Degradation of Methylene Blue via H₂O₂/HCO₃⁻/Co²⁺ System Using Cobalt Recovered from Spent Li-Ion Batteries

The increasing environmental burden posed by synthetic dyes and electronic waste demands innovative, sustainable solutions. In this work, we present a green and efficient advanced oxidation process (AOP) employing cobalt ions recovered from spent Li-ion battery (LIB) cathodes to catalyze the degradation of methylene blue (MB), a model organic pollutant. The Co²⁺/HCO₃⁻/H₂O₂ system enabled complete decolorization of a 10 ppm MB solution within 10 minutes under mild conditions (pH ~ 8.3), with kinetic analysis revealing pseudo-zero-order behavior in MB and half-order dependence on Co²⁺, HCO₃⁻, and H₂O₂. UV–Vis spectroscopy confirmed the formation of the [Co(CO₃)₃]³⁻ complex, while electrospray ionization mass spectrometry (ESI-MS) revealed demethylated intermediates and smaller fragments, suggesting progressive mineralization.
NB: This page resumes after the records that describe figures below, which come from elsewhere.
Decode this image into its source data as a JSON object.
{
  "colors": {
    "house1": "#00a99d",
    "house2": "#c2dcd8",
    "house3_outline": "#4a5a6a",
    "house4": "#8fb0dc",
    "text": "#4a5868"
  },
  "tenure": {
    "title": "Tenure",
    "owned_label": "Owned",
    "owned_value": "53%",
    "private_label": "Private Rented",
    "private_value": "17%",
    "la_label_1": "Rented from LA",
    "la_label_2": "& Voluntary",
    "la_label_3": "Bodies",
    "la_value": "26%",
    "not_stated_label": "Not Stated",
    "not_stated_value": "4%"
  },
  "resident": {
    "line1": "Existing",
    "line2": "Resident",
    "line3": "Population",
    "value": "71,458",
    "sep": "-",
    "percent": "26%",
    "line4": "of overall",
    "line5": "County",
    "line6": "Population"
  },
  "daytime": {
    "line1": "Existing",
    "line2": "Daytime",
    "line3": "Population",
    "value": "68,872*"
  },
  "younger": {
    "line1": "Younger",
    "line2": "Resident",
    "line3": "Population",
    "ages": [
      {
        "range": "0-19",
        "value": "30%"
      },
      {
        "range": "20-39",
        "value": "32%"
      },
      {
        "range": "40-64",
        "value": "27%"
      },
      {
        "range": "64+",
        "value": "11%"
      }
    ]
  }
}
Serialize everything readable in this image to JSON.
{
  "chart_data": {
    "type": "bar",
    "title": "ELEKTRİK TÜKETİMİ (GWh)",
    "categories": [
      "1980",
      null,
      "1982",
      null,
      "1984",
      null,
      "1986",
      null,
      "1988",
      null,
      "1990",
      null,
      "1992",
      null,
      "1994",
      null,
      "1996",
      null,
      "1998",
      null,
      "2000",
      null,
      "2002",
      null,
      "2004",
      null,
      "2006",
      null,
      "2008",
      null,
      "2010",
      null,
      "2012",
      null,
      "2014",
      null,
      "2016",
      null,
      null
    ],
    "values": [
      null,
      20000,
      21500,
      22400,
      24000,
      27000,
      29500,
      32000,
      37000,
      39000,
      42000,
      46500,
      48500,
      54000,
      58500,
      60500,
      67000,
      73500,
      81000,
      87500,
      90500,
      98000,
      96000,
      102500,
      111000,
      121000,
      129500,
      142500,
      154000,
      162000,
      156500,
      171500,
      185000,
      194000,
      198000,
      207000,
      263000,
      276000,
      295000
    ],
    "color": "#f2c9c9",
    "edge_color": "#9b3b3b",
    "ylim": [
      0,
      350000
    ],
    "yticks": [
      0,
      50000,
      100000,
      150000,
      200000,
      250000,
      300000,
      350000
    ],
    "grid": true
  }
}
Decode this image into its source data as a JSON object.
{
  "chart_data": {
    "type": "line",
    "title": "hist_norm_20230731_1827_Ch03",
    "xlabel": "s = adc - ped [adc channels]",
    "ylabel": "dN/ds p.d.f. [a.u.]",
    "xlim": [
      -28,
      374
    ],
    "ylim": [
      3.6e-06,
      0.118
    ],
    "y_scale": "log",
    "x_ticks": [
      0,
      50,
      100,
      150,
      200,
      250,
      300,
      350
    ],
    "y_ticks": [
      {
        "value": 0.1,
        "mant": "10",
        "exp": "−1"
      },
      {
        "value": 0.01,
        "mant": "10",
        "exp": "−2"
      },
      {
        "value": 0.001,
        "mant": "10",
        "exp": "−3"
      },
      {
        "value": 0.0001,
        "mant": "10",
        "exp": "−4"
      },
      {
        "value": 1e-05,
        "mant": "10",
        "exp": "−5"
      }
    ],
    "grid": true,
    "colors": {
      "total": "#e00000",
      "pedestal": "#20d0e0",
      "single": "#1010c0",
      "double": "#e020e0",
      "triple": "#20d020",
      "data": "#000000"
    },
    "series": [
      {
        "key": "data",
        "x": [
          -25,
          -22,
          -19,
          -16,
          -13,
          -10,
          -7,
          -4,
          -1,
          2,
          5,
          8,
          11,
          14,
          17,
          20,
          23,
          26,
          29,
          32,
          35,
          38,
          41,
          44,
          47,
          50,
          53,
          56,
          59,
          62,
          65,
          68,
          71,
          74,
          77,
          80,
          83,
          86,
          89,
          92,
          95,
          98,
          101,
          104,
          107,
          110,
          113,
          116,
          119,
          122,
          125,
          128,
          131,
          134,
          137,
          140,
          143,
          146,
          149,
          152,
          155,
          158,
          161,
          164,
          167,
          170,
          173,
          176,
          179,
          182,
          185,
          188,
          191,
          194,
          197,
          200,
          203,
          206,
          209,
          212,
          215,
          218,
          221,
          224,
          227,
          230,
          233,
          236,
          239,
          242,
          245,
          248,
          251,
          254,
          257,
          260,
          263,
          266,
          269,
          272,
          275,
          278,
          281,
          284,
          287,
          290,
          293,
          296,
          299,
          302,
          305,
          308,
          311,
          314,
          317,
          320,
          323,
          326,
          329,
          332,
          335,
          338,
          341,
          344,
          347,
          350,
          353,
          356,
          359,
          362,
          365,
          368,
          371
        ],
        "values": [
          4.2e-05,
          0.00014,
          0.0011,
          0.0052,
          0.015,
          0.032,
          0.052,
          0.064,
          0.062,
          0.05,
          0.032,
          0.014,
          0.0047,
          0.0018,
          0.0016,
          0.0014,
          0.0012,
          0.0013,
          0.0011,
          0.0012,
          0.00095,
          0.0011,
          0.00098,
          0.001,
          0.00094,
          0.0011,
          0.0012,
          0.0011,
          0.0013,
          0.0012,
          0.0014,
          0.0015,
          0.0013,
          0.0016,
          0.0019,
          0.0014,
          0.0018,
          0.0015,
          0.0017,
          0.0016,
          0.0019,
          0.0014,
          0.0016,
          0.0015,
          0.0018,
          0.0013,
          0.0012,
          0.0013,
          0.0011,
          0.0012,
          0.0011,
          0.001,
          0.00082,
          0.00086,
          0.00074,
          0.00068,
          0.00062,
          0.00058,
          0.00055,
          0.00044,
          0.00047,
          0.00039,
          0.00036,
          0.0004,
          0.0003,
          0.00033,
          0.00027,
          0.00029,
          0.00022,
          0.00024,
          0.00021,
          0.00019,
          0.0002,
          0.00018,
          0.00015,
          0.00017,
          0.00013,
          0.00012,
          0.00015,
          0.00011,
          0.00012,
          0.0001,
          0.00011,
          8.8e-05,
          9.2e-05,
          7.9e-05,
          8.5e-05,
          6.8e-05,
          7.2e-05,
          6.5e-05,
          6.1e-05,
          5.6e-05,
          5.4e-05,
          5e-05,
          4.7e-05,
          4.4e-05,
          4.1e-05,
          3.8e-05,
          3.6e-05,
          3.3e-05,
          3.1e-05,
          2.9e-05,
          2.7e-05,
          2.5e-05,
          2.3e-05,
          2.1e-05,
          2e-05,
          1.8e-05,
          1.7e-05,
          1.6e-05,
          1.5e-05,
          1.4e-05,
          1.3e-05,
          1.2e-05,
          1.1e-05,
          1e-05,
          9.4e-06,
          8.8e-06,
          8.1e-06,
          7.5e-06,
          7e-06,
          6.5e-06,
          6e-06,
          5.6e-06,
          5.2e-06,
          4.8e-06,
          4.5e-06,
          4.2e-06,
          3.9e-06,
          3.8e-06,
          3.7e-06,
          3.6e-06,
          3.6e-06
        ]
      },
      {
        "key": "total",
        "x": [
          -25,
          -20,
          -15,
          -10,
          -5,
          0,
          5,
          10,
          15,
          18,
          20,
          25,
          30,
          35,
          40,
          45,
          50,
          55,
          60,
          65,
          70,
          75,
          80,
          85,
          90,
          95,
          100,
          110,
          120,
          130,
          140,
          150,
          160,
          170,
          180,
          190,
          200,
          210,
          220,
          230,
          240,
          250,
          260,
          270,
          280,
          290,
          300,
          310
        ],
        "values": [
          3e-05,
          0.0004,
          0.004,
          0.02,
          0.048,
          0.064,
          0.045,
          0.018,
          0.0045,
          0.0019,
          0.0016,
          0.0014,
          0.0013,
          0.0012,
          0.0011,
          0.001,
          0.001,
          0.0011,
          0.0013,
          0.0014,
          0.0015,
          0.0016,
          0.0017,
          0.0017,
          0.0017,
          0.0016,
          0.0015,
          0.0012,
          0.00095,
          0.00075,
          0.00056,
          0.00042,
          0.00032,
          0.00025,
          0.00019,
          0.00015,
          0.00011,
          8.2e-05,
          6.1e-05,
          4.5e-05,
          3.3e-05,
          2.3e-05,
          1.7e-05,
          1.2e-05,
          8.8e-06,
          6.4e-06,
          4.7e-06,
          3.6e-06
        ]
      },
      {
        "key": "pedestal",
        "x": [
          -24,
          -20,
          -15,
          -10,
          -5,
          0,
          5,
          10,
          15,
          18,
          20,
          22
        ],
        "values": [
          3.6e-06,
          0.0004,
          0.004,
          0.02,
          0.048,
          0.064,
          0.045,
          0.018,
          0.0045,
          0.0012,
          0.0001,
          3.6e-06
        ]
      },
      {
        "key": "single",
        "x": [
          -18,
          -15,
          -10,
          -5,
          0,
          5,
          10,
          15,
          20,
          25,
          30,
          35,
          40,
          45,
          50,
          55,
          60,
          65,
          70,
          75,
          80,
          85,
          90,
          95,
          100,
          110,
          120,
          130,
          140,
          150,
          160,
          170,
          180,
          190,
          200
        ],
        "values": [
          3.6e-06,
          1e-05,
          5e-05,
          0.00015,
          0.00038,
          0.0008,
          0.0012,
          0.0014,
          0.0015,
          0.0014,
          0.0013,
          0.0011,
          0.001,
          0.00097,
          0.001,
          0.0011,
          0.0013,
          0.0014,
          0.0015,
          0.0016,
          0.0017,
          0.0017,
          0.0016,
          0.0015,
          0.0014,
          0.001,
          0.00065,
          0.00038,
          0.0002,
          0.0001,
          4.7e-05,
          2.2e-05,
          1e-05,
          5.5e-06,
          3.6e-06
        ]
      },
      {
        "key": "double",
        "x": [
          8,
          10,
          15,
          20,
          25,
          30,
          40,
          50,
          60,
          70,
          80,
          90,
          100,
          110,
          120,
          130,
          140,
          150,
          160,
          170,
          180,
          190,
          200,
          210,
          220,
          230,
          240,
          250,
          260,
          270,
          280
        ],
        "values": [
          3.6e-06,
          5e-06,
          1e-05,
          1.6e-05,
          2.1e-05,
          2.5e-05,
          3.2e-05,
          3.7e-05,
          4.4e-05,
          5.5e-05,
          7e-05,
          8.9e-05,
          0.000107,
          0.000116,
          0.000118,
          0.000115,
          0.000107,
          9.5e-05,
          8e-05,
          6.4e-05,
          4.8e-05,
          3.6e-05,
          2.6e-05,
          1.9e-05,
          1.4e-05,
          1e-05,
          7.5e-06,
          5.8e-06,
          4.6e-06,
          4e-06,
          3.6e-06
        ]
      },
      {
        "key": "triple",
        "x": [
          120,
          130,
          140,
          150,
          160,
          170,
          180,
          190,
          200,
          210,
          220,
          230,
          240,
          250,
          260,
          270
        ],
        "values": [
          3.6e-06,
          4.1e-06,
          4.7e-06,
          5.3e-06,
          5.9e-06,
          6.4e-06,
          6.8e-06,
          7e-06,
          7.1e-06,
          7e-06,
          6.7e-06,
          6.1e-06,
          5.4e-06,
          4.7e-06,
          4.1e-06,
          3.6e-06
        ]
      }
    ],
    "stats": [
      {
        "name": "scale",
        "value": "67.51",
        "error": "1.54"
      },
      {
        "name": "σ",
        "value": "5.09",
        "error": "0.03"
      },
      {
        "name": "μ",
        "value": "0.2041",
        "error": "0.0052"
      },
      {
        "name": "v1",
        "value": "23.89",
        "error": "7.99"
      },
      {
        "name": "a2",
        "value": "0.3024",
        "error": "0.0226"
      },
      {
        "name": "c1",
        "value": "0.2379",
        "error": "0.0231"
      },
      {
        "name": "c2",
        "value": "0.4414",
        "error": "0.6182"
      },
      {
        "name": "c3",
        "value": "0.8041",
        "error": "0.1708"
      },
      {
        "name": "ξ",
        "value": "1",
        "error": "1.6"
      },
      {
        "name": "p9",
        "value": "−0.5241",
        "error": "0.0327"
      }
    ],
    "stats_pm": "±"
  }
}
Mechanistic insights indicate the predominant formation of carbonate radicals (•CO₃⁻), as supported by isopropanol scavenging experiments. This study highlights the dual environmental benefit of cobalt recovery and wastewater treatment, offering a sustainable pathway for the valorization of electronic waste and the mitigation of textile dye pollution.